Le critiche e le accuse contro Intellexa e la sua rete di aziende si sono fatte negli anni sempre più martellanti, le associazioni per i diritti umani si sono messe in prima fila a denunciarne l’operato. L’inchiesta “Predator files” è solo l’ultimo atto delle ricerche sulle controverse operazioni finanziarie di Tal Dilian.
Contattato dai giornalisti poco prima della pubblicazione dell’inchiesta, Tal Dilian non si è fatto trovare impreparato: Intellexa, ha dichiarato, oggi non esiste più.
In realtà, non sembra essere esattamente così. A Lugano i giornalisti della testata svizzera Woz hanno fatto un’interessante scoperta.
Predator di casa a Lugano
Nell’ufficio di una palazzina del centrocittà hanno trovato la sede di una società anonima gestita da un fiduciario luganese, strettamente legata a Intellexa. Il fiduciario possiede una quota significativa delle azioni di Intellexa e conclude contratti proprio a nome della società. Dai dati doganali risulta anche che nel 2022 avrebbe gestito esportazioni di software verso il Kazakhstan per quasi due milioni di franchi. Alle domande dei giornalisti sulla questione, il diretto interessato non ha voluto rispondere.
Un sistema normativo pieno di falle
Secondo l’inchiesta “Predator files”, la vicenda si svolge in un contesto normativo che mostra tutta la propria vulnerabilità.
In Svizzera e nei Paesi dell’Unione eEropea i software di spionaggio rientrano nella categoria dei cosiddetti beni a duplice impiego, beni dual-use, che possono servire sia a fini civili, sia militari, trasformandosi facilmente in armi. Per questo la loro vendita è soggetta a controlli specifici e a normative ad hoc. Il caso di Predator fa però emergere molte falle in questo sistema, i criteri di valutazione dei casi non sempre sono chiari, a volte sono venute a galla anche gravi negligenze da parte delle autorità di controllo.
“Gli Stati e le istituzioni europee non riescono a regolamentare in modo efficace la vendita e il trasferimento di questi prodotti”, ha dichiarato la segretaria generale di Amnesty International, Agnès Callamard, alla luce dei dati trapelati dall’inchiesta.
Come spiega Lorenz Naegeli, giornalista che con Anna Jikhareva, Jan Jiràt, Judith Kormann, e Kaspar Surber, ha preso parte all’inchiesta internazionale per la testata svizzera Woz, il tema è complesso. “Le aziende hanno l’obbligo di dichiarare le proprie operazioni di esportazione all’autorità competente, ma il controllo sulla produzione e il commercio di software è difficile. Le strutture di produzione sono piccole e mobili, e spesso diverse componenti vengono prodotte in luoghi diversi. Inoltre, c’è un margine di elusione molto ampio: è difficile verificare se in un computer esportato sia presente un software malevolo”.

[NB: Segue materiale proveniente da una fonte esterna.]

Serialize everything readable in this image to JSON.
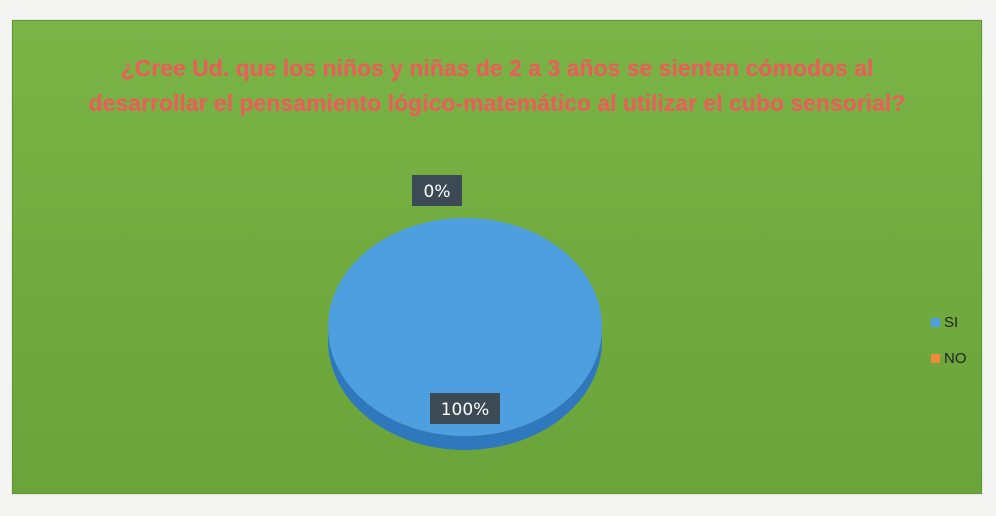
{
  "colors": {
    "si": "#4e9fe0",
    "si_side": "#2f78bd",
    "no": "#f08a3a",
    "label_bg": "#3b4a55"
  },
  "chart_data": {
    "type": "pie",
    "title": "¿Cree Ud. que los niños y niñas de 2 a 3 años se sienten cómodos al desarrollar el pensamiento lógico-matemático al utilizar el cubo sensorial?",
    "categories": [
      "SI",
      "NO"
    ],
    "values": [
      100,
      0
    ],
    "data_labels": [
      "100%",
      "0%"
    ],
    "legend_position": "right",
    "style": "3d"
  }
}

La SECO e l’Ufficio federale delle dogane e della sicurezza delle frontiere sono in prima linea a dover affrontare questi problemi.
“Sarebbe estremamente importante che le aziende di questo settore siano soggette a una notifica obbligatoria generale”, commenta Lorenz Naegeli.
Più risoluta è la conclusione di Angès Callamard: “data l’inefficacia della regolamentazione, dimostrata più volte, l’uso di spyware altamente invasivi come Predator deve essere reso illegale”.
L’inchiesta “Predator files” nel frattempo va avanti. Le testate che vi hanno partecipato annunciano che ci saranno ulteriori sviluppi. E promettono nuove rivelazioni.